DJ,
I have had a go with this kinda thing for awhile now and have a few questions.
Have you tried actually varying the load with the PWM controller, while load was connected to the UPS?
Yes, many many times. I can up the output when it's sunny and the other day I had it running at just 125 watts on the cloudy day which didn't boil the kettle all day to my surprise. I match the PWM output to the power the panels are producing and go out and adjust it many times a day. I try to set it so as to maintain a constant value on the batteries but sometimes I turn it up so the batteries drain to their very low level drain before the controller kicks out and recharges the battery's so the process cycles. I have put in an amp meter and can gauge by the load gauge on the UPS how much I am putting out. The other day I had it running at .5A and I have had it up to 5A which is the UPS limit.
I have a hard to believing that the UPS is handling the load being pulsed on and off without out tripping out.
Mate, you believe what you want. I have been doubted loads of times on things I have done over the years usually by people that think unless something is expensive, complicated and with a shipload of failure points built in, it can't work. get that every single day on what I have on my YT channel even though 50 other people have built my designs and posted them working and more still have told me about what they have built and done with them.
I'm not trying to sell you anything or claim I'm smarter than anyone else, just telling people of whom I know there are some out there like me that don't have the knowledge to build one from an arduino, the cheap and low tech way I found of making it work using off the shelf bits cobbled together.
If you have, what is the PWM base frequency and which SSR are you using?
No idea on the frequency. Didn't even give it any thought. I bought the thing as a prebuilt unit I just had to wire up off ebay.
Initially I wanted it to control the blowers on my oil burners but I didn't like the way it made them buzz and I wasn't sure if some of them were universal or Capacitor start and didn't want to fry the windings.
What I needed for the heater was a way firstly to ramp up the 24V DC to 240V Ac. Been doing that for years with inverters for my work on location and had some UPS units I was given when the batterys were stuffed which were better because they were pure sine wave where all my cheapie inverters were square.
The next thing was how do I limit that current? Water heater is 3-6Kw here. Didn't matter if I didn't give it full tilt, just have to give it what I can which will be the inverter rating and not overloading it. Logical way, chop the power. What do I have or can get to do that? Motor speed controller.
Now all I need to do is switch the thing off when the sun goes down or a cloud comes over so I don't drain the batteries and the UPS shuts off which won't restart automatically.
The cheap arse PWM solar controller has that function built in like many of them do so all I need to do is get a relay that has a Low DC side and an AC high side. Initially bought some of the little blue mechanical relays but then saw the SSR's so bought them which arrived first.
Cobbled it all together and I have now made a board up with it all on so it doesn't look a complete dogs breakfast and that was it. Put in a breaker for the panel feed and another one on the battery charge and that was it. UPS feeds direct through some joined car battery cable. As it's going to pull around 100A at full load, it's unfused and I couldn't find a breaker nor want to muck around wiring up multiple on a bus bar.

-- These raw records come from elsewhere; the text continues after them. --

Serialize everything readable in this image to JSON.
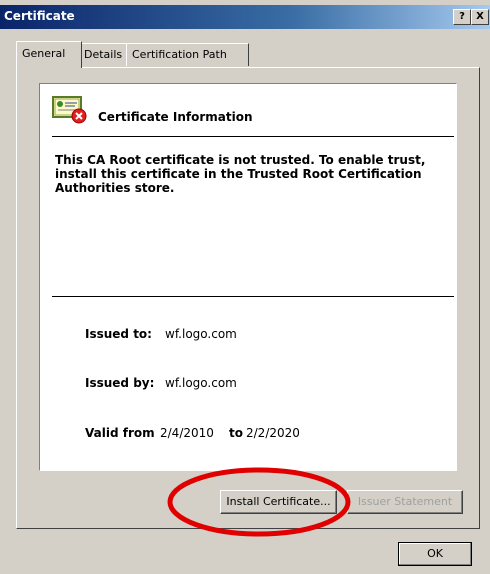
{
  "window": {
    "title": "Certificate",
    "help_glyph": "?",
    "close_glyph": "X"
  },
  "tabs": [
    {
      "label": "General",
      "active": true
    },
    {
      "label": "Details",
      "active": false
    },
    {
      "label": "Certification Path",
      "active": false
    }
  ],
  "info": {
    "title": "Certificate Information",
    "warning": "This CA Root certificate is not trusted. To enable trust, install this certificate in the Trusted Root Certification Authorities store.",
    "issued_to_label": "Issued to:",
    "issued_to_value": "wf.logo.com",
    "issued_by_label": "Issued by:",
    "issued_by_value": "wf.logo.com",
    "valid_from_label": "Valid from",
    "valid_from_value": "2/4/2010",
    "valid_to_label": "to",
    "valid_to_value": "2/2/2020"
  },
  "buttons": {
    "install": "Install Certificate...",
    "issuer": "Issuer Statement",
    "ok": "OK"
  },
  "colors": {
    "highlight": "#e00000",
    "titlebar": "#0a246a",
    "dialog": "#d4d0c8"
  }
}
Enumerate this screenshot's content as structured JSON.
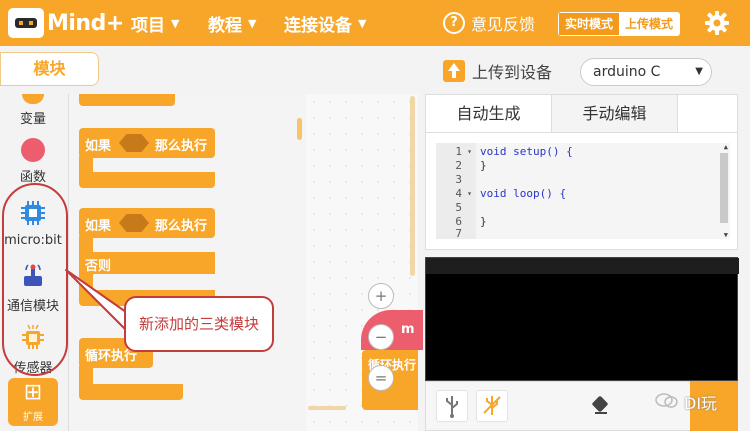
{
  "topbar": {
    "brand": "Mind+",
    "menu": [
      "项目",
      "教程",
      "连接设备"
    ],
    "feedback_label": "意见反馈",
    "mode_realtime": "实时模式",
    "mode_upload": "上传模式",
    "caret": "▼",
    "accent_color": "#f7a62a"
  },
  "subbar": {
    "blocks_label": "模块",
    "upload_label": "上传到设备",
    "board": "arduino C"
  },
  "categories": [
    {
      "label": "变量",
      "icon": "variable-dot-icon"
    },
    {
      "label": "函数",
      "icon": "function-dot-icon"
    },
    {
      "label": "micro:bit",
      "icon": "microbit-chip-icon"
    },
    {
      "label": "通信模块",
      "icon": "communication-antenna-icon"
    },
    {
      "label": "传感器",
      "icon": "sensor-chip-icon"
    }
  ],
  "extend_label": "扩展",
  "palette": {
    "if_label": "如果",
    "then_label": "那么执行",
    "else_label": "否则",
    "loop_label": "循环执行"
  },
  "workspace": {
    "zoom_in": "+",
    "zoom_out": "−",
    "zoom_reset": "=",
    "edge_letter": "m",
    "edge_block": "循环执行"
  },
  "code": {
    "tab_auto": "自动生成",
    "tab_manual": "手动编辑",
    "lines": [
      {
        "n": "1",
        "fold": "▾",
        "text": "void setup() {"
      },
      {
        "n": "2",
        "fold": "",
        "text": "}"
      },
      {
        "n": "3",
        "fold": "",
        "text": ""
      },
      {
        "n": "4",
        "fold": "▾",
        "text": "void loop() {"
      },
      {
        "n": "5",
        "fold": "",
        "text": ""
      },
      {
        "n": "6",
        "fold": "",
        "text": "}"
      },
      {
        "n": "7",
        "fold": "",
        "text": ""
      }
    ]
  },
  "annotation": {
    "text": "新添加的三类模块",
    "color": "#c43c3c"
  },
  "watermark": "DI玩"
}
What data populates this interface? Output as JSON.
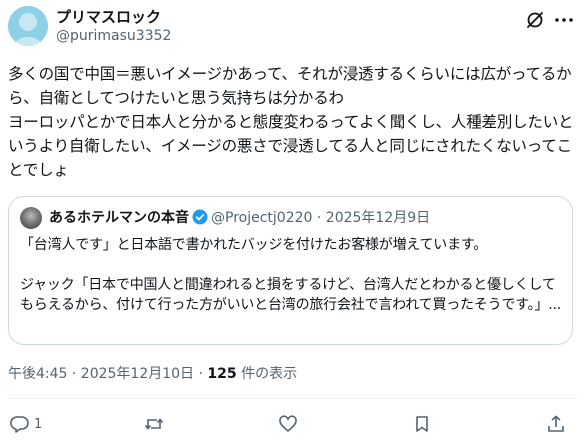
{
  "author": {
    "display_name": "プリマスロック",
    "handle": "@purimasu3352"
  },
  "post": {
    "text": "多くの国で中国＝悪いイメージかあって、それが浸透するくらいには広がってるから、自衛としてつけたいと思う気持ちは分かるわ\nヨーロッパとかで日本人と分かると態度変わるってよく聞くし、人種差別したいというより自衛したい、イメージの悪さで浸透してる人と同じにされたくないってことでしょ"
  },
  "quote": {
    "display_name": "あるホテルマンの本音",
    "handle": "@Projectj0220",
    "separator": "·",
    "date": "2025年12月9日",
    "text": "「台湾人です」と日本語で書かれたバッジを付けたお客様が増えています。\n\nジャック「日本で中国人と間違われると損をするけど、台湾人だとわかると優しくしてもらえるから、付けて行った方がいいと台湾の旅行会社で言われて買ったそうです。」..."
  },
  "meta": {
    "time_date": "午後4:45 · 2025年12月10日 · ",
    "views_count": "125",
    "views_label": " 件の表示"
  },
  "actions": {
    "reply_count": "1"
  },
  "icons": [
    "grok-icon",
    "more-icon",
    "verified-badge-icon",
    "reply-icon",
    "repost-icon",
    "like-icon",
    "bookmark-icon",
    "share-icon"
  ],
  "colors": {
    "text": "#0f1419",
    "secondary": "#536471",
    "border": "#cfd9de",
    "verified": "#1d9bf0",
    "avatar": "#8ed0e6"
  }
}
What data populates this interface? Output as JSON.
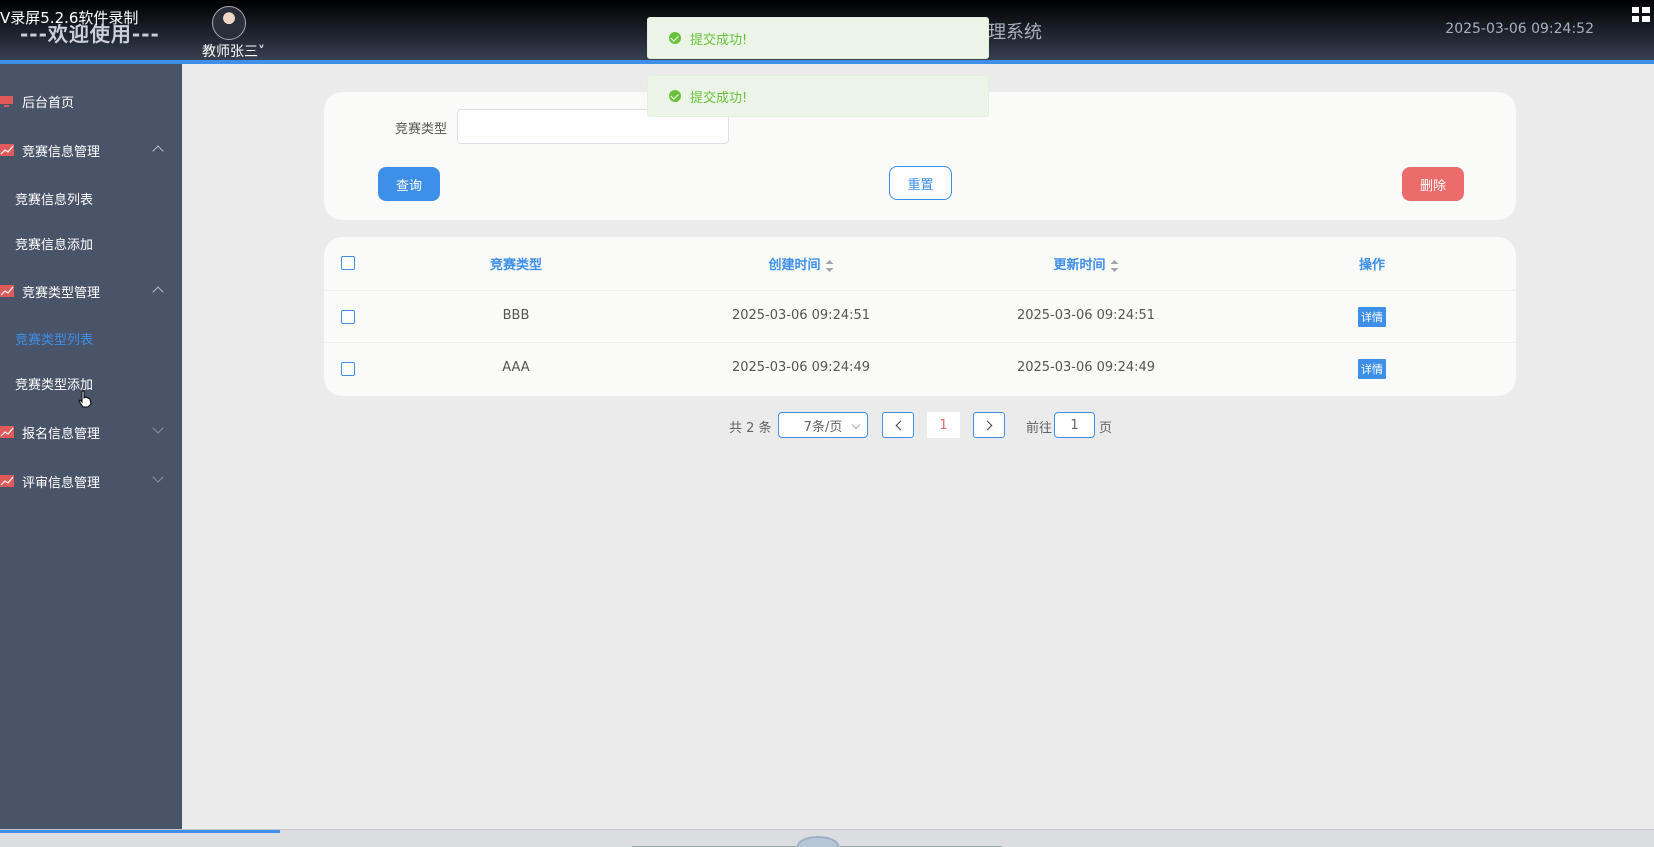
{
  "header": {
    "recorder_label": "V录屏5.2.6软件录制",
    "welcome": "---欢迎使用---",
    "user_name": "教师张三˅",
    "system_title_visible": "理系统",
    "datetime": "2025-03-06 09:24:52",
    "colors": {
      "accent": "#3d8fe8",
      "background_dark": "#1f2530"
    }
  },
  "sidebar": {
    "background": "#4a5468",
    "items": [
      {
        "label": "后台首页",
        "icon": "monitor-icon"
      },
      {
        "label": "竞赛信息管理",
        "icon": "chart-icon",
        "expanded": true
      },
      {
        "label": "竞赛信息列表"
      },
      {
        "label": "竞赛信息添加"
      },
      {
        "label": "竞赛类型管理",
        "icon": "chart-icon",
        "expanded": true
      },
      {
        "label": "竞赛类型列表",
        "active": true
      },
      {
        "label": "竞赛类型添加"
      },
      {
        "label": "报名信息管理",
        "icon": "chart-icon",
        "expanded": false
      },
      {
        "label": "评审信息管理",
        "icon": "chart-icon",
        "expanded": false
      }
    ]
  },
  "search": {
    "field_label": "竞赛类型",
    "field_value": "",
    "query_label": "查询",
    "reset_label": "重置",
    "delete_label": "删除"
  },
  "table": {
    "columns": [
      "竞赛类型",
      "创建时间",
      "更新时间",
      "操作"
    ],
    "rows": [
      {
        "type": "BBB",
        "created": "2025-03-06 09:24:51",
        "updated": "2025-03-06 09:24:51",
        "action": "详情"
      },
      {
        "type": "AAA",
        "created": "2025-03-06 09:24:49",
        "updated": "2025-03-06 09:24:49",
        "action": "详情"
      }
    ]
  },
  "pagination": {
    "total_text": "共 2 条",
    "page_size": "7条/页",
    "current_page": "1",
    "goto_prefix": "前往",
    "goto_value": "1",
    "goto_suffix": "页"
  },
  "toasts": [
    {
      "message": "提交成功!",
      "color": "#67c23a"
    },
    {
      "message": "提交成功!",
      "color": "#67c23a"
    }
  ]
}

The SSR is one of those white square ones on fleabay. I think I have a 25A unit connected but it could be a 10. I bought a few different capacity's of the same output and wired it up and put it in a junction box so I didn't accidentally fry myself. I have seen it mentioned they should be heat sunk but this one never gets much more than being detectably warm. Maybe because it's being so under driven even if it is a 10A unit.